With qualities such as she possessed, Rosa Bonheur could not fail to attain immortality. Her success was due in no small degree to the scientific instruction which she received when a mere child; having been taught, from the very first, how to paint directly from a model, she supplemented this training by a period of four years of copying great masters. In the latter period she studied Paul Potter's work rather slavishly, but was individual enough to combine only the best in him with the best in herself; this gave her an originality such as possibly no other animal painter ever possessed---not even Landseer, who is said to be "stronger in telling the story than in the manner of telling it."
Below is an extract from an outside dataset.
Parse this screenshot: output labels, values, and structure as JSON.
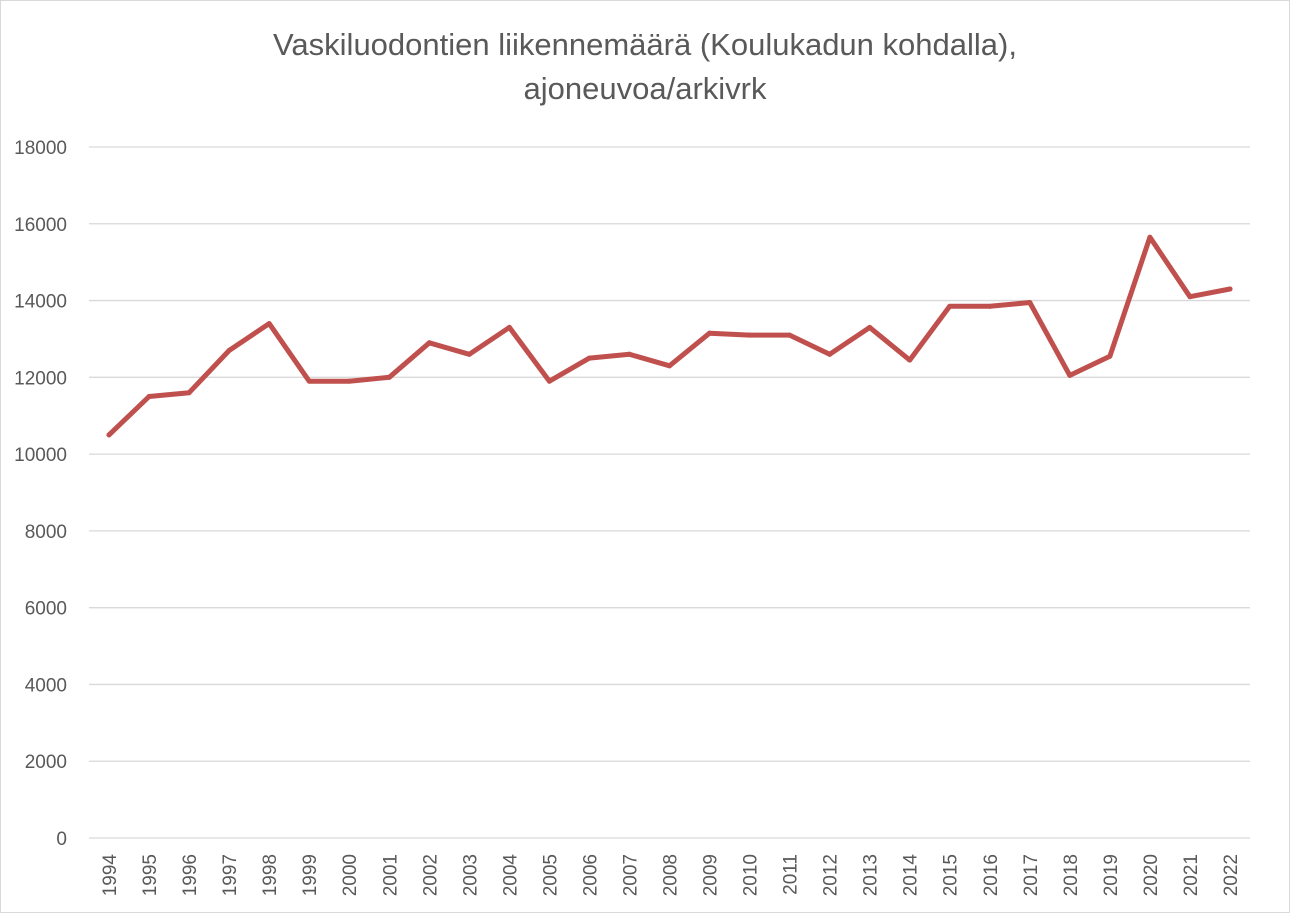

Rosa Bonheur was too independent and original to follow any particular school or master, for her only inspiration and guide were her models, always living near by and upon intimate terms with her. Thus, in all her paintings, we instinctively feel that she painted from conviction, from her own observation, nothing being added for mere artistic effect. To some extent her pictures impress one as a perfect French poem in which there is no superfluous word, in which no word could be changed without destroying the effect of the whole; thus, in her paintings there is not a superfluous brush stroke; everything is necessary to the telling of the story; but she excels the perfect poem, for, in French literature, it seldom has a message distinct from its technique, while her pictures breathe the very essence of sympathy, love, and life. We feel that she thoroughly knew her subjects as a connoisseur; but her animals do not impress one as the production of an artist who knew them as do horse traders and cattle dealers, who know their stock from the purely physical standpoint; the animals of this artist are from the brush of one who was familiar with their habits, who loved them, had lived with and studied them--who knew and appreciated their higher qualities. Rosa Bonheur most harmoniously united two essential elements in art--a scientific as well as sympathetic conception of her subject. Possibly this is the reason that her pictures appeal to animal lovers throughout the world.